Comment by WalterBright

Comment by WalterBright 9 hours ago

2 replies

High reliability of airliners is achieved by having redundancy of all critical parts. The idea is no single failure can cause a crash.

For example, if system A has a failure probability of 10%, if A is redundant with another A', the combined failure probability is 1%.

That of course presumes that A and A' are not connected.

wat10000 9 hours ago

Yes for systems, not always for structure. A failed wing spar means everybody dies. For real-world examples, there were two 747 crashes caused by improper repairs to a rear pressure bulkhead or aircraft skin. When the repairs eventually failed, the explosive decompression caused catastrophic damage to the tail in one instance, and total structural failure resulting in a mid-air breakup in the other.

The response to this was to make sure repairs are carried out correctly so the structure doesn’t fail, not to somehow make two redundant bulkheads or two skins.

  • WalterBright 5 hours ago

    The wing spar is dual, too.

    The idea is to design the airplane to survive an explosive decompression failure, not pretend that explosive decompression doesn't happen. For example, on the DC-10, the floor collapsed from explosive decompression, jamming the control cables and causing a horrendous crash.

    The fix was not preventing explosive decompression. The fix (on the 757) was to locate the redundant set of control cables along the ceiling. Also, blowout panels were put in the floor so the floor wouldn't collapse.

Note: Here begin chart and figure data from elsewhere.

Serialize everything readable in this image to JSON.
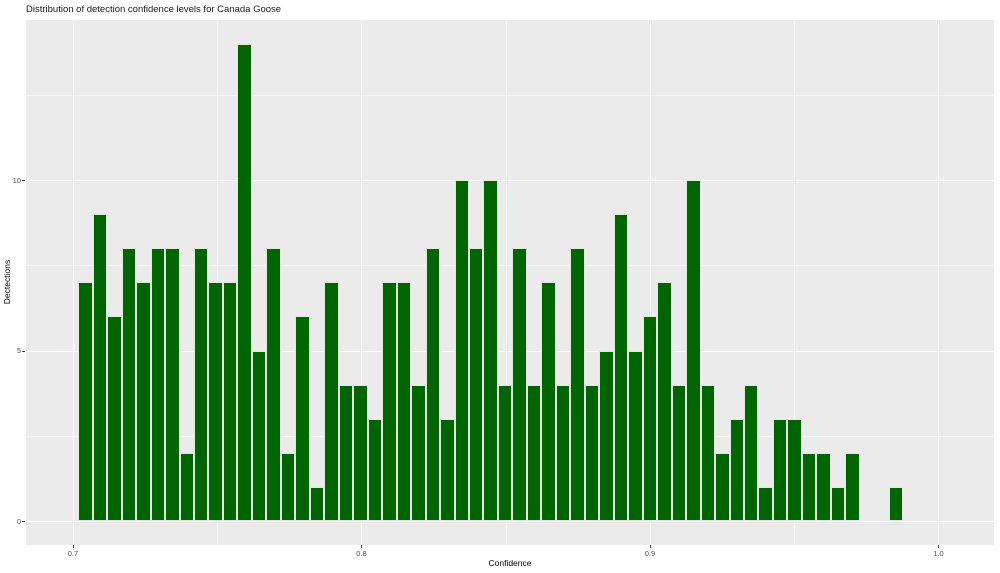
{
  "page": {
    "title": "Distribution of detection confidence levels for Canada Goose"
  },
  "chart_data": {
    "type": "histogram",
    "title": "Distribution of detection confidence levels for Canada Goose",
    "xlabel": "Confidence",
    "ylabel": "Dectections",
    "legend": null,
    "grid": true,
    "xlim": [
      0.68371,
      1.01924
    ],
    "ylim": [
      -0.704,
      14.696
    ],
    "x_ticks": [
      {
        "value": 0.7,
        "label": "0.7"
      },
      {
        "value": 0.8,
        "label": "0.8"
      },
      {
        "value": 0.9,
        "label": "0.9"
      },
      {
        "value": 1.0,
        "label": "1.0"
      }
    ],
    "y_ticks": [
      {
        "value": 0,
        "label": "0"
      },
      {
        "value": 5,
        "label": "5"
      },
      {
        "value": 10,
        "label": "10"
      }
    ],
    "x_minor_gridlines": [
      0.75,
      0.85,
      0.95
    ],
    "y_minor_gridlines": [
      2.5,
      7.5,
      12.5
    ],
    "bin_start": 0.7018,
    "bin_width": 0.005017,
    "counts": [
      7,
      9,
      6,
      8,
      7,
      8,
      8,
      2,
      8,
      7,
      7,
      14,
      5,
      8,
      2,
      6,
      1,
      7,
      4,
      4,
      3,
      7,
      7,
      4,
      8,
      3,
      10,
      8,
      10,
      4,
      8,
      4,
      7,
      4,
      8,
      4,
      5,
      9,
      5,
      6,
      7,
      4,
      10,
      4,
      2,
      3,
      4,
      1,
      3,
      3,
      2,
      2,
      1,
      2,
      0,
      0,
      1
    ],
    "colors": {
      "bar_fill": "#006400",
      "bar_edge": "#e0eae0",
      "panel_bg": "#ebebeb",
      "grid": "#ffffff",
      "axis_text": "#4d4d4d",
      "title_text": "#1a1a1a",
      "page_bg": "#ffffff"
    }
  }
}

    It's not always practical to fix an older design like the 747. When it isn't practical, a stepped-up inspection protocol is added.

    P.S. The 747 was designed to survive a decompression. The oversight was nobody realized that a failure of the rear bulkhead could destroy the tail section. Things like that happen in complex systems, and an airliner is incredibly complicated.

    P.P.S. When I was a newbie at Boeing, I asked about the wing spar, too. That's how I know it is dual!